El hombre de Trump en la cumbre dejó claro que su problema principal es con China, y trató de buscar aliados, aunque aparentemente no los encontró. “Hay una visión general que desea que China tenga mercados más abiertos para que podamos participar en sus mercados como ellos participan en los nuestros. Hemos sido muy transparentes desde el día uno. He sido muy claro. Buscamos un comercio libre y justo, recíproco. Queremos los mismos derechos para nuestras compañías que tienen otras en nuestro país. No estamos buscando proteccionismo, queremos un comercio justo”, dijo.

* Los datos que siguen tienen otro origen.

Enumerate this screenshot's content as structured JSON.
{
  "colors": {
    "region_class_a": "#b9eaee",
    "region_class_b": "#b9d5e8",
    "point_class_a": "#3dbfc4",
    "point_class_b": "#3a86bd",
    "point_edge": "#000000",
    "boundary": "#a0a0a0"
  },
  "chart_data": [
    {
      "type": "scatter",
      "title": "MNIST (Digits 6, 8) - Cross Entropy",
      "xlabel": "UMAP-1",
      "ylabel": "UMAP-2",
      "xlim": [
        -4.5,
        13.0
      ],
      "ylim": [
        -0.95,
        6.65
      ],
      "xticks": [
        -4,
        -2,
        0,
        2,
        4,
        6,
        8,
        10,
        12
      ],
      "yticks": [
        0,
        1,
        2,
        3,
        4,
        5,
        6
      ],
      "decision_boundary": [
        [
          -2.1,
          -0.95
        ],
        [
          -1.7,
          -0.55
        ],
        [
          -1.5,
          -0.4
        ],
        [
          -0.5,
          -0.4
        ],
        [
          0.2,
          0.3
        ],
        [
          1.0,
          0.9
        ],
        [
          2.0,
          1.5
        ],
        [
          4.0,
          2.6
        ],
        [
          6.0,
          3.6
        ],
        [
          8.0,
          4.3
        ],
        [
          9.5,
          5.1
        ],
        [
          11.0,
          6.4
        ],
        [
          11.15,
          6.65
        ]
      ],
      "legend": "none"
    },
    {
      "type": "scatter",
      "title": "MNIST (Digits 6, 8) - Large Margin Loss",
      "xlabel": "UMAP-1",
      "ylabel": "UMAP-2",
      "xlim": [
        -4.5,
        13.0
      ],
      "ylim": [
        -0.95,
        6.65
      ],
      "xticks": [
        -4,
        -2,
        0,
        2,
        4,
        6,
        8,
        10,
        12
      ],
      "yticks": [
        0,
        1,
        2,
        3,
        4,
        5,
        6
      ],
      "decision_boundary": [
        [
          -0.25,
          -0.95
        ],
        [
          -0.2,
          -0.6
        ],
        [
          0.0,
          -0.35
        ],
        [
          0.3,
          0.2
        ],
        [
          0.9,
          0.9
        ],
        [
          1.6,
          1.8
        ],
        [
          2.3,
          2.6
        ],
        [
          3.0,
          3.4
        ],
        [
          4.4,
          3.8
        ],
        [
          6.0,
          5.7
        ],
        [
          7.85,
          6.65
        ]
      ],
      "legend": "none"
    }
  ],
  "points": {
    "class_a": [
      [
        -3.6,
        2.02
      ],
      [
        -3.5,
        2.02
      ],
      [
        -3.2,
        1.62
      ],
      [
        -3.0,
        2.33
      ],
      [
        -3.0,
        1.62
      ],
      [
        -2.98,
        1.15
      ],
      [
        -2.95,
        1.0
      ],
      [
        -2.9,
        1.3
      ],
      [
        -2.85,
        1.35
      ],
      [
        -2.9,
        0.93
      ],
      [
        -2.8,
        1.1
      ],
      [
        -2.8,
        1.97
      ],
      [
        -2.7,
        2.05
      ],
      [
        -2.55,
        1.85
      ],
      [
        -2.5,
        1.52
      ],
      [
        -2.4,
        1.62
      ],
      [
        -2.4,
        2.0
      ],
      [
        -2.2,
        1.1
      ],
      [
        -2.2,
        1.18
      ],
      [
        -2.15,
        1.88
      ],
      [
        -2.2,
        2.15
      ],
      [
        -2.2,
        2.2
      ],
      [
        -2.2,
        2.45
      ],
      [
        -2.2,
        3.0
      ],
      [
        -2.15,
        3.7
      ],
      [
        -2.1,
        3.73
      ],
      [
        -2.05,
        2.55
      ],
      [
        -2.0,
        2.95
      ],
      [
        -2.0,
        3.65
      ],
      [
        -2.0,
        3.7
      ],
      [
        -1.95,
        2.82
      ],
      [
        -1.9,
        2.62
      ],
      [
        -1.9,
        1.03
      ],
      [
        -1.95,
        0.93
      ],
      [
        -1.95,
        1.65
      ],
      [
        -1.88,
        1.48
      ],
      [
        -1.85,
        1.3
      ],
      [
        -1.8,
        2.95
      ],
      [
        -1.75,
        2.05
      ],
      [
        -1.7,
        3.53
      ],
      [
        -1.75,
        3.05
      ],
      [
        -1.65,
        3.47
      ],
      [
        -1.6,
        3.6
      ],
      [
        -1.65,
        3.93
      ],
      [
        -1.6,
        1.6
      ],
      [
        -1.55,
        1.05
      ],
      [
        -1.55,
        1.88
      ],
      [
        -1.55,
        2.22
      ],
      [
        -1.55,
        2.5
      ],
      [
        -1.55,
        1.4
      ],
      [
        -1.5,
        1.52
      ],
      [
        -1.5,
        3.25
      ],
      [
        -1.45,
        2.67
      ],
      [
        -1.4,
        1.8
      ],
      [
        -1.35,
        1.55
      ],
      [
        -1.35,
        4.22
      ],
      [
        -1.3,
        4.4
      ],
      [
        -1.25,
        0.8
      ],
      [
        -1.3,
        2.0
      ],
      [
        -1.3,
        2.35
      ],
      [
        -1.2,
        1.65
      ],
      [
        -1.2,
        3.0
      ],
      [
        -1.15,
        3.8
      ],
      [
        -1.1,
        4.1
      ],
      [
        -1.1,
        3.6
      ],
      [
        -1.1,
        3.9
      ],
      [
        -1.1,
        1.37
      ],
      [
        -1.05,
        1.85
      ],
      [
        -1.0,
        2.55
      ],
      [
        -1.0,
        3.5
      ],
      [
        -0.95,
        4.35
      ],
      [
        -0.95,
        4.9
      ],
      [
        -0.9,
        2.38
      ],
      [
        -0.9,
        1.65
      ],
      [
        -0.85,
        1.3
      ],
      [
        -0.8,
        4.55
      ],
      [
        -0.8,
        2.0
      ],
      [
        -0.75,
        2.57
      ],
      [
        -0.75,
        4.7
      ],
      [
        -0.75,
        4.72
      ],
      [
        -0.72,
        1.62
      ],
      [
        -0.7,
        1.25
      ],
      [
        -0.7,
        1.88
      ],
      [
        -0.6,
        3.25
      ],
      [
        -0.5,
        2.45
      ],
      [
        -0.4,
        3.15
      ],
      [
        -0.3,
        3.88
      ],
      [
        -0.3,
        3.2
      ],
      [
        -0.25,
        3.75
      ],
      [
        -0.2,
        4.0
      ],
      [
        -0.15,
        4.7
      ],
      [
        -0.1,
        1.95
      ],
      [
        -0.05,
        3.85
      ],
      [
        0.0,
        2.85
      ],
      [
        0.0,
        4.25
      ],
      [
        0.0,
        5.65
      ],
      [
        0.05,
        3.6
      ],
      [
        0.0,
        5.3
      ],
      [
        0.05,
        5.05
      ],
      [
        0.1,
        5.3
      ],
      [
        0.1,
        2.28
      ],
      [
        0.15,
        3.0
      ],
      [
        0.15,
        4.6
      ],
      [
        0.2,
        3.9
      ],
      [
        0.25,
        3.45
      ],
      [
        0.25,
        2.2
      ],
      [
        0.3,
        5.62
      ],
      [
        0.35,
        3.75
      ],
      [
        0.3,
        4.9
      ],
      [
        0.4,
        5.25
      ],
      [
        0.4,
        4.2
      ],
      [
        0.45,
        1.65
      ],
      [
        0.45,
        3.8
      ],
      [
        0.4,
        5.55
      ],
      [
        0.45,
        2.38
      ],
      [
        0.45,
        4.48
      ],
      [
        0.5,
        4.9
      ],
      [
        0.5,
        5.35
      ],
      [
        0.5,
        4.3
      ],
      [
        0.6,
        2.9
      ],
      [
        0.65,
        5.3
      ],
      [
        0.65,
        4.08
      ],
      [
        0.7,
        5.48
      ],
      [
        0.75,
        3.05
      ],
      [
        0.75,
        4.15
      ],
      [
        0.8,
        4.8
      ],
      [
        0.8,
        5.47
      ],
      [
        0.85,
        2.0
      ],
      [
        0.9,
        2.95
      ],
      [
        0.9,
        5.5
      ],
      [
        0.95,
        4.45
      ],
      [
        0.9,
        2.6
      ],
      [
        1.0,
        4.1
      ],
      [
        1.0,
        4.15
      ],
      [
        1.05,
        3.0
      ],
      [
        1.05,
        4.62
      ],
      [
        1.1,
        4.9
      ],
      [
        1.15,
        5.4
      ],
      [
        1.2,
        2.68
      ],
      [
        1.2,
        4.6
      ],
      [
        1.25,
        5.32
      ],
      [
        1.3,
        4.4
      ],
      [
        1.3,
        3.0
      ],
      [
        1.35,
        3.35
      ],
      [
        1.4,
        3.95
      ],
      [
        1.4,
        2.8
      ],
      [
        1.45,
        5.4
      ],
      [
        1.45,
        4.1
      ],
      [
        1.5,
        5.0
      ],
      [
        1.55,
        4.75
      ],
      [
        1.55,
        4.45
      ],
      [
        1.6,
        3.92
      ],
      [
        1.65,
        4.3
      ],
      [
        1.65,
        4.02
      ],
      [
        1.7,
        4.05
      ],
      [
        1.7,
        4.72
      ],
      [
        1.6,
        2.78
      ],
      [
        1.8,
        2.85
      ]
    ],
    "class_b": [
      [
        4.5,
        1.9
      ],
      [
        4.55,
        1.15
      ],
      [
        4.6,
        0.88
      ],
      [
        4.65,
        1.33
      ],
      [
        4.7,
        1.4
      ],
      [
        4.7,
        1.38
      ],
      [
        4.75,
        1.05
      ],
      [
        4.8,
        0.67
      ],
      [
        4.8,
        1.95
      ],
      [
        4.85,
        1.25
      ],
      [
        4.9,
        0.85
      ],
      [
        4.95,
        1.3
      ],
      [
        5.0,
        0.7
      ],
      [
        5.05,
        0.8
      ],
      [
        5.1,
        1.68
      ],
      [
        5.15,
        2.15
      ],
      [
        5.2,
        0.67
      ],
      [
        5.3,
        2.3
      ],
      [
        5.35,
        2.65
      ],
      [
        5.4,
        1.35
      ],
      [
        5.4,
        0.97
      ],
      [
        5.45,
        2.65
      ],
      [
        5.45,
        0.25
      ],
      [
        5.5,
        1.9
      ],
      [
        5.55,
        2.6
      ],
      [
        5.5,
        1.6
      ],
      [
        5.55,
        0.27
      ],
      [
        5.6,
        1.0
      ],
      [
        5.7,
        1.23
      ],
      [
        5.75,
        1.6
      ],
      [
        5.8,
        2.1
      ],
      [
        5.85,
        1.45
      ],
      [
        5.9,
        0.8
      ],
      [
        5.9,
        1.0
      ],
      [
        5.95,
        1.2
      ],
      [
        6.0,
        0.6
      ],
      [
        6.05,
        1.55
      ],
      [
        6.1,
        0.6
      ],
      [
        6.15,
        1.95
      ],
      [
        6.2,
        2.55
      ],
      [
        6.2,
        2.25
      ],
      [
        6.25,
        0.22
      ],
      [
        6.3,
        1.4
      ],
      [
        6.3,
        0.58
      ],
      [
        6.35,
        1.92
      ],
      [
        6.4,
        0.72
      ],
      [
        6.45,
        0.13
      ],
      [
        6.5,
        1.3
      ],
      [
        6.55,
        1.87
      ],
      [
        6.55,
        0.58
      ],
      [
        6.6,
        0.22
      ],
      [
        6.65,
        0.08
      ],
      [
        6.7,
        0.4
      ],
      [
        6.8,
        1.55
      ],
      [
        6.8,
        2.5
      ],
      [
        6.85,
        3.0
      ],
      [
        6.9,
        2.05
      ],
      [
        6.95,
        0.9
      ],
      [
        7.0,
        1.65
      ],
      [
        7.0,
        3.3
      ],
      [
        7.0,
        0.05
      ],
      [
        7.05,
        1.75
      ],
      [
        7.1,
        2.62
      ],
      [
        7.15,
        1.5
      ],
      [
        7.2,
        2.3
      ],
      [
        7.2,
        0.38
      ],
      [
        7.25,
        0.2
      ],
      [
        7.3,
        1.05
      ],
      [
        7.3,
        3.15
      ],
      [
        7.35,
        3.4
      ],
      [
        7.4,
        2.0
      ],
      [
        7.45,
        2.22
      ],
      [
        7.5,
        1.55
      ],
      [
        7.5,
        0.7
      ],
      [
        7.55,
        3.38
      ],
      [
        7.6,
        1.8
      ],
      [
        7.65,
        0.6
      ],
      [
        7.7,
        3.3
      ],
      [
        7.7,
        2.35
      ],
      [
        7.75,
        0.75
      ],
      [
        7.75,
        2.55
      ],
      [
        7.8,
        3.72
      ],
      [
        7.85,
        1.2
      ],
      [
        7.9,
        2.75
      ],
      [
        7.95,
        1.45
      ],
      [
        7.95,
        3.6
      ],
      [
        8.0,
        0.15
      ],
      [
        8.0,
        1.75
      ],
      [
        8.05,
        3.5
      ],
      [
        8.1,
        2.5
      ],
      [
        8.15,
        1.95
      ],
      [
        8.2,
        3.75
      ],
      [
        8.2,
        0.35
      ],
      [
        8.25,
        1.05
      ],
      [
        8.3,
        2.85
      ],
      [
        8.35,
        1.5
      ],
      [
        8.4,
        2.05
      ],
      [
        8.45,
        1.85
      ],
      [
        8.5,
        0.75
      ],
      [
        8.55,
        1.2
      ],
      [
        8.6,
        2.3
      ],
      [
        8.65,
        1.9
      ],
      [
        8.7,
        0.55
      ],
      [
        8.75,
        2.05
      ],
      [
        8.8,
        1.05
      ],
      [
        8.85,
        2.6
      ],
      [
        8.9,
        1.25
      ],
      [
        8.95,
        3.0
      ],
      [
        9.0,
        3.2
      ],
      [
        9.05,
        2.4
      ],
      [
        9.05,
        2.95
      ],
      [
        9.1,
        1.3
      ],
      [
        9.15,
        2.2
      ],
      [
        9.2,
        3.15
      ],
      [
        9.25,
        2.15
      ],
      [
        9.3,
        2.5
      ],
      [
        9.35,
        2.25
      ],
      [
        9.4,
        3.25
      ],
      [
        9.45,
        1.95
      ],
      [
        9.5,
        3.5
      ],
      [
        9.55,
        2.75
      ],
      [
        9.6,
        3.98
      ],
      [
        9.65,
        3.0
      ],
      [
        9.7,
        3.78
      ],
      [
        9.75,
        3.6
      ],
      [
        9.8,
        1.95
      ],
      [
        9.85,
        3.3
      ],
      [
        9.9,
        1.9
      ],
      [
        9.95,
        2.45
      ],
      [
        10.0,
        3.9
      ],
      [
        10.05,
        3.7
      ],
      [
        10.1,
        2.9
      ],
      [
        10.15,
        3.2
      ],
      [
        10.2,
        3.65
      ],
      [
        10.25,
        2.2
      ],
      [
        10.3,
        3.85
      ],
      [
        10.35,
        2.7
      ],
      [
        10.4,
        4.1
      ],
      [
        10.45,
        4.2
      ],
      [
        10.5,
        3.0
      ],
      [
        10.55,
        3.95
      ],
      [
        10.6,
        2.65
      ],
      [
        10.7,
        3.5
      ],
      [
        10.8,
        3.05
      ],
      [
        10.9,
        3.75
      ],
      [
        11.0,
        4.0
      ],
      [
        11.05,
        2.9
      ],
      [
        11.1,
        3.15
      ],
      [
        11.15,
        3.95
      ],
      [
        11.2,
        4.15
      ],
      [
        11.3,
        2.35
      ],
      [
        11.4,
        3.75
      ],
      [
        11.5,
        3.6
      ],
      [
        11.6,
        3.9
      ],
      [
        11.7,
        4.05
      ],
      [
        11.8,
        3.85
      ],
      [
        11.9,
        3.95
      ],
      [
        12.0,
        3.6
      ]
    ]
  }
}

En el comunicado final, que necesita la unanimidad para ser aprobado, se pactó una fórmula para salvar los muebles, pero nadie pudo ocultar la tensión. No hubo una condena abierta a los aranceles al acero y el aluminio que EE UU aplicará a partir del viernes al acero y al aluminio, pero sí un llamado cerrado a defender el libre comercio como estrategia contra “las tensiones económicas y geopolíticas” mundiales, aunque con el matiz de que se necesita “un mayor diálogo y acción”, esto es se abre la puerta para seguir negociando.

Varios ministros europeos, entre ellos el español, Román Escolano, insistieron en público en que el proteccionismo “es un error histórico”. Dentro, en las sesiones a puerta cerrada, según varios de los presentes, algunos asistentes se quedaron sorprendidos por la agresividad de la posición de EE UU, que venía a Buenos Aires con muchas ganas de dejar claro que no acepta que le llamen proteccionista pero considera que los acuerdos actuales son perjudiciales para su país y en particular benefician a China, su gran rival. El comunicado final es un punto intermedio que permite seguir dialogando, mientras varios dirigentes consultados confían en que EE UU no lleve a la práctica sus amenazas arancelarias.